Apesar do sentido pejorativo da palavra marranorr, termo pelo qual eram designados, em Espanha e depois em Portugal, os judeus convertidos ao cristianismo que guardavam secretamente as práticas judaicas, mantive este termo ao longo do texto, sem aspas, em vez do termo anuss (forçado) utilizado normalmente pelos judeus da Península para designar os seus irmãos convertidos à força. Com efeito, a expressão marranos, não só consta dos documentos da época, como é hoje quase universalmente utilizada pelos historiadores para designar os judeus secretos ou cripto-judeus. O termo é também, para muitos dos seus descendentes, sinónimo de resistência à assimilação forçada ao cristianismo. Assim, de termo pejorativo que era, a expressão marrano passou a reflectir uma situação histórica e uma conduta colectiva de um grupo de cristãos-novos.
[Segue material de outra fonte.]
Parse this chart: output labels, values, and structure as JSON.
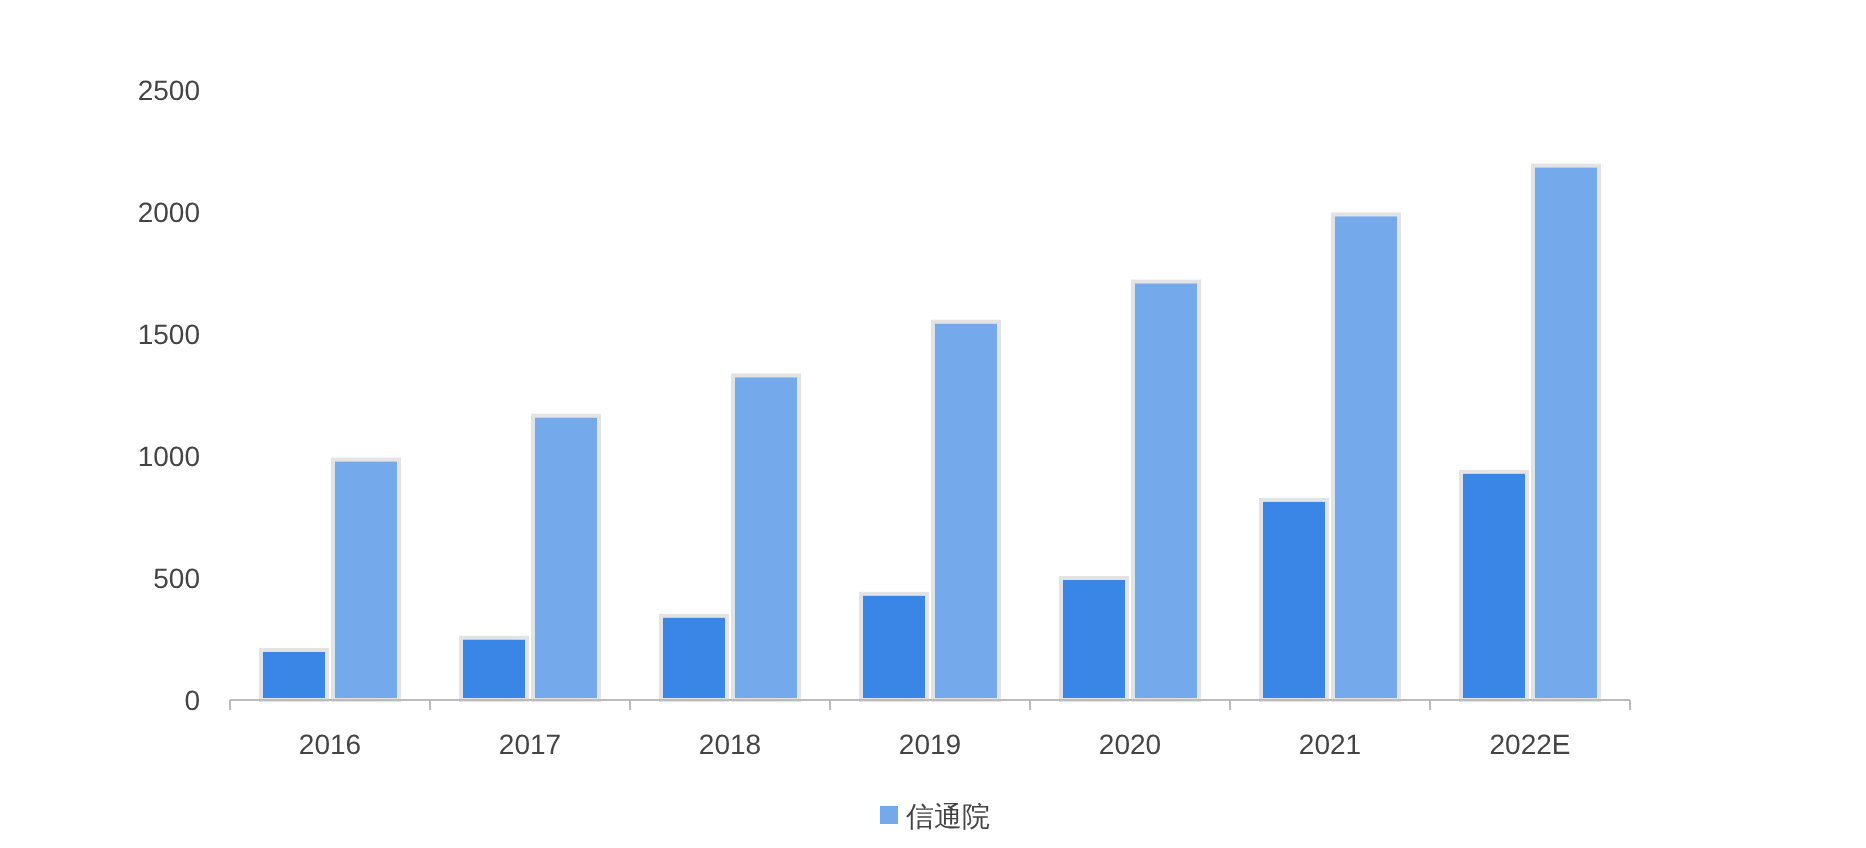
{
  "chart_data": {
    "type": "bar",
    "categories": [
      "2016",
      "2017",
      "2018",
      "2019",
      "2020",
      "2021",
      "2022E"
    ],
    "series": [
      {
        "color": "#3a86e6",
        "values": [
          205,
          255,
          345,
          435,
          500,
          820,
          935
        ]
      },
      {
        "name": "信通院",
        "color": "#74a9ec",
        "values": [
          985,
          1165,
          1330,
          1550,
          1715,
          1990,
          2190
        ]
      }
    ],
    "ylim": [
      0,
      2500
    ],
    "yticks": [
      0,
      500,
      1000,
      1500,
      2000,
      2500
    ],
    "grid": false,
    "legend": "bottom"
  }
}
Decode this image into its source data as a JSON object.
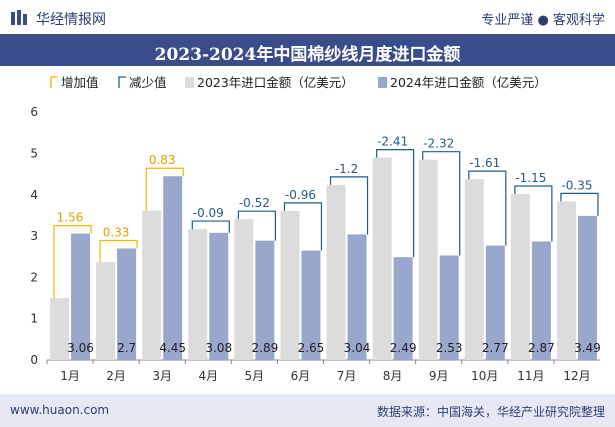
{
  "header": {
    "brand": "华经情报网",
    "slogan": "专业严谨 ● 客观科学"
  },
  "footer": {
    "website": "www.huaon.com",
    "source": "数据来源：中国海关，华经产业研究院整理"
  },
  "colors": {
    "series_2023": "#dcdcdc",
    "series_2024": "#9aa7cc",
    "increase": "#f2b705",
    "decrease": "#1f5c8b",
    "title_bg": "#3b4c8a"
  },
  "chart_data": {
    "type": "bar",
    "title": "2023-2024年中国棉纱线月度进口金额",
    "categories": [
      "1月",
      "2月",
      "3月",
      "4月",
      "5月",
      "6月",
      "7月",
      "8月",
      "9月",
      "10月",
      "11月",
      "12月"
    ],
    "series": [
      {
        "name": "2023年进口金额（亿美元）",
        "values": [
          1.5,
          2.37,
          3.62,
          3.17,
          3.41,
          3.61,
          4.24,
          4.9,
          4.85,
          4.38,
          4.02,
          3.84
        ]
      },
      {
        "name": "2024年进口金额（亿美元）",
        "values": [
          3.06,
          2.7,
          4.45,
          3.08,
          2.89,
          2.65,
          3.04,
          2.49,
          2.53,
          2.77,
          2.87,
          3.49
        ]
      }
    ],
    "changes": [
      {
        "name": "增加值",
        "values": [
          1.56,
          0.33,
          0.83,
          null,
          null,
          null,
          null,
          null,
          null,
          null,
          null,
          null
        ]
      },
      {
        "name": "减少值",
        "values": [
          null,
          null,
          null,
          -0.09,
          -0.52,
          -0.96,
          -1.2,
          -2.41,
          -2.32,
          -1.61,
          -1.15,
          -0.35
        ]
      }
    ],
    "change_labels": [
      "1.56",
      "0.33",
      "0.83",
      "-0.09",
      "-0.52",
      "-0.96",
      "-1.2",
      "-2.41",
      "-2.32",
      "-1.61",
      "-1.15",
      "-0.35"
    ],
    "value_labels_2024": [
      "3.06",
      "2.7",
      "4.45",
      "3.08",
      "2.89",
      "2.65",
      "3.04",
      "2.49",
      "2.53",
      "2.77",
      "2.87",
      "3.49"
    ],
    "legend": [
      "增加值",
      "减少值",
      "2023年进口金额（亿美元）",
      "2024年进口金额（亿美元）"
    ],
    "legend_position": "top-left",
    "yticks": [
      "0",
      "1",
      "2",
      "3",
      "4",
      "5",
      "6"
    ],
    "ylim": [
      0,
      6
    ],
    "grid": false
  }
}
Outros nomes que se podem prestar a equívocos são os de Constantinopla e Istambul, Turquia e Império Otomano. Com a queda ou conquista (conforme o ponto de vista dos derrotados ou dos vencedores) do império bizantino e de Constantinopla, em 1453, pelos Turcos, esta passou a chamar-se Istambul, muito embora o nome só tenha sido oficializado depois do fim do Império Otomano. Apesar de o Ocidente ter mantido o nome de Constantinopla durante muito tempo, adoptei em geral o nome de Istambul que é o nome da cidade desde o século XV. Da mesma forma a república turca, a Turquia, só é criada oficialmente em 1923, após a queda do Império Otomano. Mas tendo em conta que foram os Turcos os seus fundadores, é frequente chamar-se indiferenciadamente Império Otomano ou Império Turco. Os nomes também utilizados de Sublime Porta ou simplesmente, Porta, referem-se ao antigo cerimonial de acolhimento, pelo sultão, dos embaixadores estrangeiros à entrada do palácio». In Esther Mucznik, Grácia Nasi, A judia portuguesa do século XVI que desafiou o seu próprio destino, A Esfera dos Livros, Lisboa, 2010, ISBN 978-989-626-244-0.